The polynomials $p_1,\dots,p_k$ are sometimes referred to as the invariant factors of $A$. The last of these factors, $p_k$, is the minimal polynomial of $A$, and the characteristic polynomial is the product of these factors. In fact, this level of detail is more than we strictly need. Let us simply write that $A$ has the block form $$ A = \pmatrix{P & 0\\0 & Q}, $$ where $Q$ (i.e. $A_k$) is the companion matrix associated with the minimal polynomial of $A$ and $P$ satisfies $p(Q) = 0$ for some polynomial $p$ (i.e. $p_{k-1}$) satisfying $p \mid \mu_A$. It suffices to show that $\dim C(A) > \dim C(P) + \dim C(Q)$, since we already know that $$ \dim C(P) + \dim C(Q) \geq n_P + n_Q = n. $$ To that end, we note that the set of matrices of the form $$ X = \pmatrix{X_1&0\\0&X_2} $$ such that $X_1 \in C(P)$ and $X_2 \in C(Q)$ are elements of $C(A)$, and that the matrices of this form constitute a dimension-$[\dim C(P) + \dim C(Q)]$ subspace of $C(A)$. Thus, it suffices to find a matrix $X$ in $C(A)$ that is not of this form.
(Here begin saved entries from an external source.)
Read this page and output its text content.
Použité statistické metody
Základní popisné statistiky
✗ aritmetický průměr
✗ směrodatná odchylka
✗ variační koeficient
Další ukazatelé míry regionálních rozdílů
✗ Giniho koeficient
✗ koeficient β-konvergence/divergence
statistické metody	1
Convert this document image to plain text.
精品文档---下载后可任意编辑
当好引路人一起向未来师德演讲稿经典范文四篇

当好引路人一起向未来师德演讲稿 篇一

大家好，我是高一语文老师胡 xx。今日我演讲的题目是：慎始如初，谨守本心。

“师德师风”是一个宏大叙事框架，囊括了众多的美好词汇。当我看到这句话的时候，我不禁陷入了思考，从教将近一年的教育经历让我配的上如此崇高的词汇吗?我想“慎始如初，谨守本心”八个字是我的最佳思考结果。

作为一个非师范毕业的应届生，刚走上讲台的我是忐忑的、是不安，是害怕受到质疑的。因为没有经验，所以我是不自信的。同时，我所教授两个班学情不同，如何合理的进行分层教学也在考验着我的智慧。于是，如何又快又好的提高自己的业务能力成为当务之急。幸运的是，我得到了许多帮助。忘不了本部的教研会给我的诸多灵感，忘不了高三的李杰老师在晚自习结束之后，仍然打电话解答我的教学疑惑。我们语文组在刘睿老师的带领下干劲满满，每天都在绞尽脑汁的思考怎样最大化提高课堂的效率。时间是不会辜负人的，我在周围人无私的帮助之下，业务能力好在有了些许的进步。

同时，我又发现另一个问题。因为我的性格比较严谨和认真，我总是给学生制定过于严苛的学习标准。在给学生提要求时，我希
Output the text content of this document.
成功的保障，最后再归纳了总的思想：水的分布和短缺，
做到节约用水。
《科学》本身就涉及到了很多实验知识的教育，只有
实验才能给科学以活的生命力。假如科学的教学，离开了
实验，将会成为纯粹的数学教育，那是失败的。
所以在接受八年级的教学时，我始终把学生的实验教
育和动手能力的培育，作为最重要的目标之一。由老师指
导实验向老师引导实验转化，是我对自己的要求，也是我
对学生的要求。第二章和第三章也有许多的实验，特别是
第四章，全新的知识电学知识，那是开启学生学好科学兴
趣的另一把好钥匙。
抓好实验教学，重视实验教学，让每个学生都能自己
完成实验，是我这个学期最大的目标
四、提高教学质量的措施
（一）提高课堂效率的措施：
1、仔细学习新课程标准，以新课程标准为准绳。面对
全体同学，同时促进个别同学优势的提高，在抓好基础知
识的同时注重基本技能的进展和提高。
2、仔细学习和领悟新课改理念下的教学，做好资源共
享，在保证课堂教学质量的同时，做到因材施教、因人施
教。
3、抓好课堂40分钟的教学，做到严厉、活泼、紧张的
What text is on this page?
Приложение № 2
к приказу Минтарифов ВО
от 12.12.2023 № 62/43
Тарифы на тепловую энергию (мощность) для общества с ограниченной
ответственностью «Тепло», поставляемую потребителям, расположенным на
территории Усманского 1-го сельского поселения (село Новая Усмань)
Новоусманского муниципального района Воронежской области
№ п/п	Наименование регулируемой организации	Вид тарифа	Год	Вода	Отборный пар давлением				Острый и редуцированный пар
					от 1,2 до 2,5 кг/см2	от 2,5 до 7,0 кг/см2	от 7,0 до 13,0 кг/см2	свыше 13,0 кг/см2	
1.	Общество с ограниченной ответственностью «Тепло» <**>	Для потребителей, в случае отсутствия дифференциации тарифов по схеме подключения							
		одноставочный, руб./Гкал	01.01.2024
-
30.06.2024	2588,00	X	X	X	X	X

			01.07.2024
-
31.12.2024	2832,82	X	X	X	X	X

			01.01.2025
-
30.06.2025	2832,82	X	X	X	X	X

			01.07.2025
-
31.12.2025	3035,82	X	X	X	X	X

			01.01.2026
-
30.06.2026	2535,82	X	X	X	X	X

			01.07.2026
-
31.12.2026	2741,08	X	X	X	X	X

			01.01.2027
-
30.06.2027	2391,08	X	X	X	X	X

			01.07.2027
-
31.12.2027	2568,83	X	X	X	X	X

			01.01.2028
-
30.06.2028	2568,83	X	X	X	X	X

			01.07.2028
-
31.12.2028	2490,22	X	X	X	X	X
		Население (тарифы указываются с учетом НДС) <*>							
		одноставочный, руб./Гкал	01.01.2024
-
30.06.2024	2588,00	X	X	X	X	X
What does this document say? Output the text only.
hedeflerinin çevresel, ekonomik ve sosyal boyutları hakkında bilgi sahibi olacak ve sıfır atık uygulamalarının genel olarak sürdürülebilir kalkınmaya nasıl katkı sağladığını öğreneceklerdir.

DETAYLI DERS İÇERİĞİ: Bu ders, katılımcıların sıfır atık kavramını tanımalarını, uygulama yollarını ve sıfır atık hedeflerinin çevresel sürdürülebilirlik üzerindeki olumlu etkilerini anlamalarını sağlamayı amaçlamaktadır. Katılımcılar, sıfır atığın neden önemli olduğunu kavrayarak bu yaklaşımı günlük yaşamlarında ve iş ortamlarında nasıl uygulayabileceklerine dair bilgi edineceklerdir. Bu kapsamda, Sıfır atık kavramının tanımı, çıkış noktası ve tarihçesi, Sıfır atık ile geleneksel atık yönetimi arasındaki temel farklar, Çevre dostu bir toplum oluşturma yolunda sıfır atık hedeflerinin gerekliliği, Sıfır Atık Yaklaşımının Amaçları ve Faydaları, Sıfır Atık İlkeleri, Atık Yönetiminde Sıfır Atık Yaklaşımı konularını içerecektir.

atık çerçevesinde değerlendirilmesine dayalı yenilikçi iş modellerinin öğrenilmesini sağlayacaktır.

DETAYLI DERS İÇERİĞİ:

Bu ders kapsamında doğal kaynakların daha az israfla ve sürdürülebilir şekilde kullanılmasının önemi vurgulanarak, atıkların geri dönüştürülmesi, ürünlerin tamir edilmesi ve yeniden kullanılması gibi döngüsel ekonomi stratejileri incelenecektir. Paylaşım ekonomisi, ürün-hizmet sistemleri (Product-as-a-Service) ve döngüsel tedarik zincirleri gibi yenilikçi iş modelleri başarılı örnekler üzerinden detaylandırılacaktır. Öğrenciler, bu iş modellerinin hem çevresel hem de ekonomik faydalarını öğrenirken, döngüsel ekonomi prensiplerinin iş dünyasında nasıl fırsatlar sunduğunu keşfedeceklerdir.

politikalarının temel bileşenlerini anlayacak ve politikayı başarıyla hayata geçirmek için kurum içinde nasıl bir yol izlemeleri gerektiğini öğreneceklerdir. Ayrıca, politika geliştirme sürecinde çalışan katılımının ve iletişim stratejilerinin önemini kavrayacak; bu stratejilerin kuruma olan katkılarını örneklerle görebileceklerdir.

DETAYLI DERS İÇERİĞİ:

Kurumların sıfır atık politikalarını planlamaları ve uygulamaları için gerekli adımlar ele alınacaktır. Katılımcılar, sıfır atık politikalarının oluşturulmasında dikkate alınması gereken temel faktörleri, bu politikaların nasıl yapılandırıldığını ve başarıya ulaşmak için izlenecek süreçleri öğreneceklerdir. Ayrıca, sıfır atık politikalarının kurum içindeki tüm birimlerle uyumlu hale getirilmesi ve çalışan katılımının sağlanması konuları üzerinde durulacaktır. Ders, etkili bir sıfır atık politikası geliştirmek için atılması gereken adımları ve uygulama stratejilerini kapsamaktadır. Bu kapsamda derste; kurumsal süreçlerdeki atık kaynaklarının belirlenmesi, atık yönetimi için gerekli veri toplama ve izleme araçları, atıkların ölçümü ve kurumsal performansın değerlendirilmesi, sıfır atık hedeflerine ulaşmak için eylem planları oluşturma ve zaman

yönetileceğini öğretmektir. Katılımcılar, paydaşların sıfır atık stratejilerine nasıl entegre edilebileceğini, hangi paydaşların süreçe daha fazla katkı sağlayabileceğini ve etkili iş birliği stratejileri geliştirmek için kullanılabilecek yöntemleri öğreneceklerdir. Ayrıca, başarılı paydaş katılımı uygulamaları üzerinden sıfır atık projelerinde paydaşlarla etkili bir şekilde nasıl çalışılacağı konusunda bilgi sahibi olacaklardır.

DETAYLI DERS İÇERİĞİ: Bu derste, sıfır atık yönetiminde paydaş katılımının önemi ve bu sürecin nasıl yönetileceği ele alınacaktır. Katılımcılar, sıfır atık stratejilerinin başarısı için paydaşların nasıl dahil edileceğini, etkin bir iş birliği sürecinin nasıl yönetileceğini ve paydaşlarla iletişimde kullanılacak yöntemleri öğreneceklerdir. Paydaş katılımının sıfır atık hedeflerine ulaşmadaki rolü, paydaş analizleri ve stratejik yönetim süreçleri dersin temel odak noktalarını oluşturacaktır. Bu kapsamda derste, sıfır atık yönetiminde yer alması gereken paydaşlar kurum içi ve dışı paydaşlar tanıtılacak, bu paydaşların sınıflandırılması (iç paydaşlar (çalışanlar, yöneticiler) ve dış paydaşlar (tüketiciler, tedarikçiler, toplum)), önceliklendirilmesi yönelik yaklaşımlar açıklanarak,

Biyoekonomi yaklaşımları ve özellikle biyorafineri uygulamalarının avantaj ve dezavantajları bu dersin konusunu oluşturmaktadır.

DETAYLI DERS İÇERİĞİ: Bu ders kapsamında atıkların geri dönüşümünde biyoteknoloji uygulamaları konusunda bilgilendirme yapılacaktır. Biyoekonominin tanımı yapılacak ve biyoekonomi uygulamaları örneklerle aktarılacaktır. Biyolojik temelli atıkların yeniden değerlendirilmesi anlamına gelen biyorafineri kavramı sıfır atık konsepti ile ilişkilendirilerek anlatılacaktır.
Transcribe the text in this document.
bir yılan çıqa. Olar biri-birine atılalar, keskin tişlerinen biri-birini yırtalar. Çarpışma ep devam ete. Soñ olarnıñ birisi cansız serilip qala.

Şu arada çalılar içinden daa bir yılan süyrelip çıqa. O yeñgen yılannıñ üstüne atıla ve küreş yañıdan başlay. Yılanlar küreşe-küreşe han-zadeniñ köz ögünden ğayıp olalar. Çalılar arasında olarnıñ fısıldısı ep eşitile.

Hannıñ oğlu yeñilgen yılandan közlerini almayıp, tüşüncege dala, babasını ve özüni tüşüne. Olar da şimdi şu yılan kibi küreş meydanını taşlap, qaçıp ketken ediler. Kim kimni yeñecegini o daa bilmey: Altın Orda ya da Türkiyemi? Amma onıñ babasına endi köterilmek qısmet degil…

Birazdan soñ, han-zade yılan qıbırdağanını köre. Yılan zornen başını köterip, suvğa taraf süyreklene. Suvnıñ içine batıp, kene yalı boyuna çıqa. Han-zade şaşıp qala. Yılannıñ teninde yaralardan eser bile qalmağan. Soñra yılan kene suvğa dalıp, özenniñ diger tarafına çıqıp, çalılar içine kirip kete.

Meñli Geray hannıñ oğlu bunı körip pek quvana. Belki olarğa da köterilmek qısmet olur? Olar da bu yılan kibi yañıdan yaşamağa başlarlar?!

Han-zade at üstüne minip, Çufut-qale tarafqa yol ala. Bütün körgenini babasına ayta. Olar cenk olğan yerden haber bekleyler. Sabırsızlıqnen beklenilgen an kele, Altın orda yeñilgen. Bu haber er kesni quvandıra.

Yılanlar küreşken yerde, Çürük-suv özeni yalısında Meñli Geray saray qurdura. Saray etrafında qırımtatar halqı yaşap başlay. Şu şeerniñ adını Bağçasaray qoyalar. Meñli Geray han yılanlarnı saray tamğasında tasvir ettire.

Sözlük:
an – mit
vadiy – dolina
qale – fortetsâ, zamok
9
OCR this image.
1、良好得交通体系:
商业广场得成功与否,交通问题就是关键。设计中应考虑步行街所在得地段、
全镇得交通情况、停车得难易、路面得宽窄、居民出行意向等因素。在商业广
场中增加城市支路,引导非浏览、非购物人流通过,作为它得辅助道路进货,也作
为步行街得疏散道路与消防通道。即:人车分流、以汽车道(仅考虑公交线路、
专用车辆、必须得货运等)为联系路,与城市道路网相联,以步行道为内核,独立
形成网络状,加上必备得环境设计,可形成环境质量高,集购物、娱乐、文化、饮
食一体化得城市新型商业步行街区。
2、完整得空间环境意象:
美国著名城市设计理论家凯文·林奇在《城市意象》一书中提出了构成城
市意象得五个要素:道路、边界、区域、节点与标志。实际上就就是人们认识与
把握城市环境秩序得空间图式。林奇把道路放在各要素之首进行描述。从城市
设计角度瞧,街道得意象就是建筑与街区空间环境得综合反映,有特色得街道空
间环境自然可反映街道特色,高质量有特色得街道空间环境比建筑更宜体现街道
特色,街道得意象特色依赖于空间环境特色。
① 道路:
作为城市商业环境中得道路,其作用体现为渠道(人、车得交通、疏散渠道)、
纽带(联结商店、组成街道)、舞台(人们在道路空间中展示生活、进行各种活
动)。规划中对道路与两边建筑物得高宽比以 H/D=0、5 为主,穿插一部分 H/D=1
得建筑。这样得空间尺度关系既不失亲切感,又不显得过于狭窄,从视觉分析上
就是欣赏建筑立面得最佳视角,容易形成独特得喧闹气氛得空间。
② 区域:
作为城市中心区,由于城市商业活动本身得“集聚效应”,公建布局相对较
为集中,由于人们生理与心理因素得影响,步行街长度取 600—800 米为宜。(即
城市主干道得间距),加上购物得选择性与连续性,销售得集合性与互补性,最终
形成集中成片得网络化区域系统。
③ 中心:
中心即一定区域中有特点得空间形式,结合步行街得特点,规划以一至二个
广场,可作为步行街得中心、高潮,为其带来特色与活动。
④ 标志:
Write $$ X = \pmatrix{X_{11} & X_{12}\\ X_{21} & X_{22}}. $$ The condition that $AX = XA$ amounts to the following conditions: $$ PX_{11} = X_{11}P, \quad P X_{12} = X_{12} Q, \quad Q X_{21} = X_{21} P, \quad Q X_{22} = X_{22}Q, $$ so it suffices to find a non-zero $X_{12}$ satisfying $PX_{12} = X_{12}Q$. In the case that $p(x)$ has a linear factor, this is trivial: take $X_{12} = vw^T$ where $v,w$ are non-zero vectors such that $Pv = \lambda v$ and $w^TQ = \lambda w$.

For the remaining cases, we have the following.

Claim: Let $f(x)$ be a degree-$d$ (monic) irreducible factor of $p(x)$. Let $v$ denote any non-zero element of $\ker(f(P))$ and $w$ any non-zero element of $\ker f(Q^\top)$. Let $M$ denote an invertible matrix such that $M^{-1}C_f M = C_f^\top$ (or in fact, any non-zero matrix for which $C_f M = MC_f^\top$). Then the matrix $$ Z = \underbrace{\pmatrix{v & Pv & \cdots P^{d-1}v}}_{Z_1} M \underbrace{\pmatrix{w^\top \\ w^\top Q \\ \vdots \\ w^\top Q^{d-1} }}_{Z_2} = \sum_{j=0}^{d-1} P^{j}vMw^\top Q^{j} $$ satisfies $PZ = ZQ$.

Proof: We have

\begin{align} P(Z_1 M Z_2) &= (Z_1C_f) M Z_2 \\ & = Z_1 (C_f M) Z_2 \\ & = Z_1 (M C_f^\top) Z_2 \\ & = Z_1 M (C_f^\top Z_2) \\ & = Z_1 M (Z_2 Q) = (Z_1 M Z_2)Q. \end{align}